In a book I co-authored with John O'Leary, If We Can Put a Man on the Moon: Getting Big Things Done in Government, we examined the launch of more than 75 major government initiatives since World War II. We found that the biggest danger during the launch phase was succumbing to what we called "the Overconfidence Trap," in which political leaders and public-sector managers underestimate the risks that accompany a new initiative.
Want more management news and commentary? Click here.

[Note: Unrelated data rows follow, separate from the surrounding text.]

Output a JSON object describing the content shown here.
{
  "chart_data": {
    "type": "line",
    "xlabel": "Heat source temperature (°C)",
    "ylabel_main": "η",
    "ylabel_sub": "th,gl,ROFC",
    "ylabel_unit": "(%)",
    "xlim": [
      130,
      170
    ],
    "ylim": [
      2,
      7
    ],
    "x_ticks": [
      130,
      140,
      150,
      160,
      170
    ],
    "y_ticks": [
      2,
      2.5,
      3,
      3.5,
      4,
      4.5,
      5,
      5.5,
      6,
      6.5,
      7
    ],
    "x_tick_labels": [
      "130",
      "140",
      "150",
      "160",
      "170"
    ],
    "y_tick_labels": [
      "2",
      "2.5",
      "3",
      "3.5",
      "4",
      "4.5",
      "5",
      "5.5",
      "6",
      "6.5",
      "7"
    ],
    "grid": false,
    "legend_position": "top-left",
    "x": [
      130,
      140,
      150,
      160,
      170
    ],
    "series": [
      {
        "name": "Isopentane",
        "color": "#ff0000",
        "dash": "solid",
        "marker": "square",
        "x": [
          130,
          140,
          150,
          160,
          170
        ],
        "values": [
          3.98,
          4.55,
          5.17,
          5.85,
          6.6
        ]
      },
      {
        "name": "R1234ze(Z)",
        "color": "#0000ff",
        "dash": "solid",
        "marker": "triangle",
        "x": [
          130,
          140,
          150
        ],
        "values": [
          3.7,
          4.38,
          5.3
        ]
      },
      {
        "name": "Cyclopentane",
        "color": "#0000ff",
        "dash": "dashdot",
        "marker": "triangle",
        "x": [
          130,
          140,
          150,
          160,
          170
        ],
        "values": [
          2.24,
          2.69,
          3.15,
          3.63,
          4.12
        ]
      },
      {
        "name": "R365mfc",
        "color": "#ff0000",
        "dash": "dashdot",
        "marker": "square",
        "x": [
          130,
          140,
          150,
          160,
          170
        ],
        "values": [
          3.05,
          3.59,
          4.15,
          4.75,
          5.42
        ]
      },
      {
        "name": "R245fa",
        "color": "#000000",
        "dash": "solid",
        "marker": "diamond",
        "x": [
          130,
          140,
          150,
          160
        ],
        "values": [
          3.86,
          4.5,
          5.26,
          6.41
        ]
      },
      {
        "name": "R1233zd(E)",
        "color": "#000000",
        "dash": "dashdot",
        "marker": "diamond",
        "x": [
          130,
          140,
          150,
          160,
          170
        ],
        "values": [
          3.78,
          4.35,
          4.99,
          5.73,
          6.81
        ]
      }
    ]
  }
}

Being overconfident, public leaders sometimes don't take the sort of prudent steps they should to maximize the changes of successful execution. But if you accept the possibility of failure, you can take steps to reduce its likelihood. Here are ways to avoid the Overconfidence Trap and minimize the risks of a catastrophic program launch:
Establish clear ownership. Who is the high-level political sponsor? Who is the day-to-day manager? Someone with strong execution abilities and the trust of the political leadership needs to own the project throughout the implementation phase. And take a cue from many successful initiatives by setting up a war room to manage the implementation. This helps to avoid the box-checking tendency of many project-management organizations.
Be realistic not only about costs but also about resources and time. Fight the political pressure to produce unrealistically rosy projections and timelines. Savvy politicians set expectations low. And assign a dedicated ream to the project. It is unrealistic to ask people with major current responsibilities to execute a major initiative while still keeping up with their current jobs. The project won't get done right, and it might not get done at all.
Get the design right. This might seem obvious, but many implementation failures are actually the products of faulty design. In 1998, the California legislature unanimously voted to restructure the state's electricity system. Within two years, blackouts were rolling across the state and bamboozling California consumers to the tune of $40 billion. Why? The bill was crafted to pass through the legislative wringer, but the system it created wasn't designed to work in the real world. The solution is to treat legislation as a design process rather than a bill-drafting exercise. That means allowing those who will be implementing the project to scrutinize the design, scoping out issues that will cause them problems down the road.
Map out the risks and plan for every scenario. Plotting the significance and likelihood of risks allows you to visualize them in relation to each other, gauge their extent and plan what controls should be implemented to mitigate them. And expect the unexpected. What if you get five times the number of expected visitors to your new website? What if your welfare-to-work contractor is accused of fraudulent billing weeks before launch? Play out all the potential scenarios and make sure you have strategies for addressing them.
Segment your customers. Break up the universe of potential customers into manageable segments with similar characteristics. Segmentation involves data-driven analysis of the customer universe based on surveys, focus groups and test marketing that cover as many aspects of program delivery as possible.
And "chunk" the project. Government projects are often much larger and more complex than those in the private sector. Breaking initiatives into bite-sized pieces that can deliver incremental, stand-alone value reduces risk for the larger project. It also encourages organizational learning because chunks that go online later in the process can learn from the experiences of earlier chunks.
If there is a way to summarize these steps that public managers should take to stay out of the Overconfidence Trap, it is contained in this mantra: Be humble, or prepare to be humbled.